Another Dirty Politician Scolded by Ethics Panel but Keeps His Hi-Payin Job

Charlie Rangel Steps Down as Ways and Means Chairman
Filed Under:House, Scandal, Investigations, Taxes

Rep. Charlie Rangel (D-N.Y.) has temporarily given up his chairmanship of the House Ways and Means Committee, days after being admonished by an ethics panel for taking two corporate-sponsored trips to the Caribbean in violation of House rules.

In remarks Wednesday morning in a House press gallery, Rangel said he had sent a letter to Speaker Nancy Pelosi "asking her to grant me a leave of absence" until the ethics committee completes its investigation. The announcement leaves the door open for Rangel, 79, to reclaim the position if he is eventually cleared by the ethics committee.

The panel is continuing to investigate Rangel's campaign finances and unreported income from rental properties.

The 20-term congressman did not answer questions about his decision or a possible replacement, saying only that the situation had brought distracting attention and he is stepping down "in order to avoid my colleagues having to defend me during their elections," Politico reported.

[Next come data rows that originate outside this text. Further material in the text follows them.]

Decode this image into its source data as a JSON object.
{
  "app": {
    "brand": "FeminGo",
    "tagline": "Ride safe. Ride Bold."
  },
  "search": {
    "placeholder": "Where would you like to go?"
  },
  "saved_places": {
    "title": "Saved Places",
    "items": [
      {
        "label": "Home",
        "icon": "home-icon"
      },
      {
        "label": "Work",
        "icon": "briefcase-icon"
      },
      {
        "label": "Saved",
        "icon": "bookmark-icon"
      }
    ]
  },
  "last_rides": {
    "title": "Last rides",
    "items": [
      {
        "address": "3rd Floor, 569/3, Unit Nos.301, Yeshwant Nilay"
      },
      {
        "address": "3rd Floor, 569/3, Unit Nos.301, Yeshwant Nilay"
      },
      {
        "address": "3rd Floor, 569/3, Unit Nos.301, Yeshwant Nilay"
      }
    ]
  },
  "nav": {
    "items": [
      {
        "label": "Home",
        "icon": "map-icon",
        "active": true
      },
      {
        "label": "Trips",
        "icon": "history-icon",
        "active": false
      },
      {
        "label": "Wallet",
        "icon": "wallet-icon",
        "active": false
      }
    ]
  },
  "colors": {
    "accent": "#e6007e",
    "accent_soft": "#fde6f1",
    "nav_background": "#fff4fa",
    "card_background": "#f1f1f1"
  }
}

The Ways and Means chairmanship could temporarily go to Rep. Pete Stark of California, the committee's second-ranking Democrat, according to ABC News.

Pelosi released a brief statement noting that she will honor Rangel's request for a leave and commending him "for his decades of leadership on jobs, health care, and the most significant economic issues of the day."

Rangel's move comes when it appeared increasingly unlikely that he would survive a House vote this week on stripping him of chairmanship of the powerful tax writing committee.

"We don't have the votes to save him," one Democratic member told NBC on Tuesday.

The ethics committee issued a report last Friday finding that members of Rangel's staff knew that several trips the congressman took to the Caribbean in 2007 and 2008 were indirectly funded by private corporations. The committee added that there is no evidence that Rangel himself knew who paid for the trips, but the committee formally admonished him and his staff nonetheless.

More worrisome for the congressman is a much larger investigation by the committee looking into whether he failed to pay the required taxes on a property in the Dominican Republic. A separate inquiry is also looking into an allegation that Rangel improperly used his office to raise money for a New York City academic center named for him.

Rangel, who has served in Congress since 1971, had remained defiant, slamming newspapers for their investigations and criticizing the ethics panel on the House floor.